If someone says, “Yeah, that would be kind of cool!” then I suggest that you warn them it would have to be pretty compelling in order to have the desired impact. Show them what happened at Tribune Publishing. Ask them how they would feel if you did that to them.

I suspect that you and I both know where that conversation will lead.


Language of the following sort nauseates me:

“We have to educate the users so that they learn to protect themselves.”

(There it is again…isn’t the term “users” disgusting?)

Do organizations perform phishing tests to primarily benefit their employees, or to primarily benefit the organization? If a victimized employee came to you after being phished, do you suppose that their initial response would be: “Gee, I wish you had tested me so that this wouldn’t have happened!”

It is our very industry that has created the holes that attackers use to take advantage of people. With more thought, our industry could have created operating systems and protocols that presaged human nature and mitigated the need for humans to worry so much when engaging with our creations. Back in the 1970s, some significant work was done to anticipate the need for more secure operating systems that might have fundamentally changed the direction of personal computing, but these ideas never took off once the computer wars of the 1980s ensued.

Given that it is our industry that created the mess that we are in, is it fair to so effortlessly thrust the results of our laziness on our customers?

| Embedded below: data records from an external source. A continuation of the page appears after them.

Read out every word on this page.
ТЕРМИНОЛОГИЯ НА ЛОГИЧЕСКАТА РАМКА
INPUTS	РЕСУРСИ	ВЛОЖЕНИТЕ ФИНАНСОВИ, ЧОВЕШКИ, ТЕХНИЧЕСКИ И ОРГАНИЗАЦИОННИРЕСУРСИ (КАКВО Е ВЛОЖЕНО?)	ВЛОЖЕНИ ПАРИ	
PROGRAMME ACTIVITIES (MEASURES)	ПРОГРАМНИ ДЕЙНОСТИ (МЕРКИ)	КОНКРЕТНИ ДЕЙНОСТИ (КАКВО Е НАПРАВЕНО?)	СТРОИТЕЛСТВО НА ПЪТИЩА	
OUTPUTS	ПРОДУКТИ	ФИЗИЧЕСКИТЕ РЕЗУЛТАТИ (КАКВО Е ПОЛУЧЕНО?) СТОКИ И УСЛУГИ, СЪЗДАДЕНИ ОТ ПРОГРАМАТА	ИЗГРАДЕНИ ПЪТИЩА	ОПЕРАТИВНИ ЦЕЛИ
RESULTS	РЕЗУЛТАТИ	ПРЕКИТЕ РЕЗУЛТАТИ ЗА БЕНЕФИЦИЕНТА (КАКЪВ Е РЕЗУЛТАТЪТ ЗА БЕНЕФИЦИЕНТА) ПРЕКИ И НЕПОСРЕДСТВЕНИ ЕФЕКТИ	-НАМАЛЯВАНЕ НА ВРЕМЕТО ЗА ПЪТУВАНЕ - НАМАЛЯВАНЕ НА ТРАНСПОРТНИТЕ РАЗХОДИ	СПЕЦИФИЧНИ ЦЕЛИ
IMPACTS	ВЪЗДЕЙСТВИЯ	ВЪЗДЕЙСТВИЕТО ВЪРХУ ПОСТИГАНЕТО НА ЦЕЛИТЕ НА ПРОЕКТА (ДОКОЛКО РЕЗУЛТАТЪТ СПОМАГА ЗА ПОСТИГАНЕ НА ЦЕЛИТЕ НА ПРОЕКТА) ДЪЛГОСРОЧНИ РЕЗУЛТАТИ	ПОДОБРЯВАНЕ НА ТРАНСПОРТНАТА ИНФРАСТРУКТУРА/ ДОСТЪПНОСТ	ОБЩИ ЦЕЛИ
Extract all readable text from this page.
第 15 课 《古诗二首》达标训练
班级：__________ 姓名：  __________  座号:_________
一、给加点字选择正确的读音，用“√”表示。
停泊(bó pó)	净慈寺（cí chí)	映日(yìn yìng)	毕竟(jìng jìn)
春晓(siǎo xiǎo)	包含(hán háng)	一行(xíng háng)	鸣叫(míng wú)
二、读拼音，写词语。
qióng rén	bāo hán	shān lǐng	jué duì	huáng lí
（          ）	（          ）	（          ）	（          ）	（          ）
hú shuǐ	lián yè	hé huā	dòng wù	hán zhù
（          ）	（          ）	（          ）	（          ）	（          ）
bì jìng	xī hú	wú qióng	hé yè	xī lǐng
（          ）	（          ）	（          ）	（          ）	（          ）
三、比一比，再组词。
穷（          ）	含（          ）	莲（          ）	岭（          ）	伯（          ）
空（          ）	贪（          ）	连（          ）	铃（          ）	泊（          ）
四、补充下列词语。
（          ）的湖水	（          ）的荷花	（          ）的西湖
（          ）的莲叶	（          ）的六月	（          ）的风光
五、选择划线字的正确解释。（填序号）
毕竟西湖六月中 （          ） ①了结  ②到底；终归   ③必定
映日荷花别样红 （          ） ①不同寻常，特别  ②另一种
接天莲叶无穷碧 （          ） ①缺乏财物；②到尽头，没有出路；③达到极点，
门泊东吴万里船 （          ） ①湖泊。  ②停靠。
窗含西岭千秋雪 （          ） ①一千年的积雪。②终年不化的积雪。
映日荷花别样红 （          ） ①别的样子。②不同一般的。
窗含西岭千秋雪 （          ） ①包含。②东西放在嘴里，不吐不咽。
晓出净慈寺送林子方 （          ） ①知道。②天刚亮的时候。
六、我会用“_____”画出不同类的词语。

Now, I am certainly not the first person to write this sort of opinion piece about phishing tests. But I am fairly confident that I am the first person who will frame this topic in the following manner:

Did you ever watch Guess Who’s Coming to Dinner? It’s a powerful movie that portrays the emotions of an interracial couple — and the reactions of their parents about their desire to marry — during the Civil Rights Era. In a particularly powerful scene, the son, played by Sidney Poitier, reacts to his father’s assertion that he has to do what his father asks (not marry a white woman), simply because his father brought him into this world. Take a few minutes to watch this powerful scene:

Think of our industry as the father, and think of our customer as the son. We owe our customer everything. Why can’t we do a little more — no, a lot more — to pick up the slack?

In fact, there are proven tools to help us mitigate many types of phishing. The single most valuable tool is a well-implemented security risk assessment, wherein you identify the things that you think are vulnerable to phishing, and create practices that harden those areas.

What was the Tribune trying to do with its phishing exercise? From all appearances, they wanted to see if they could lead employees to share credentials for ostensibly nefarious use. But if those systems were hardened with multi-factor authentication, what would a phishing test achieve?

IT teams can spend money to embarrass people. But wouldn’t it be better to spend the same money protecting people? If it costs more to protect people than to embarrass people, then might it be worth discussing whether or not you want a culture like they have at Tribune Publishing?

I encourage all IT professionals to remember that we are like the father in Guess Who’s Coming to Dinner. We represent an industry that made imperfect choices. Giving our customers technical responsibilities that make our lives easier is distasteful and disrespectful.

To paraphrase Sidney Poitier: We owe them everything.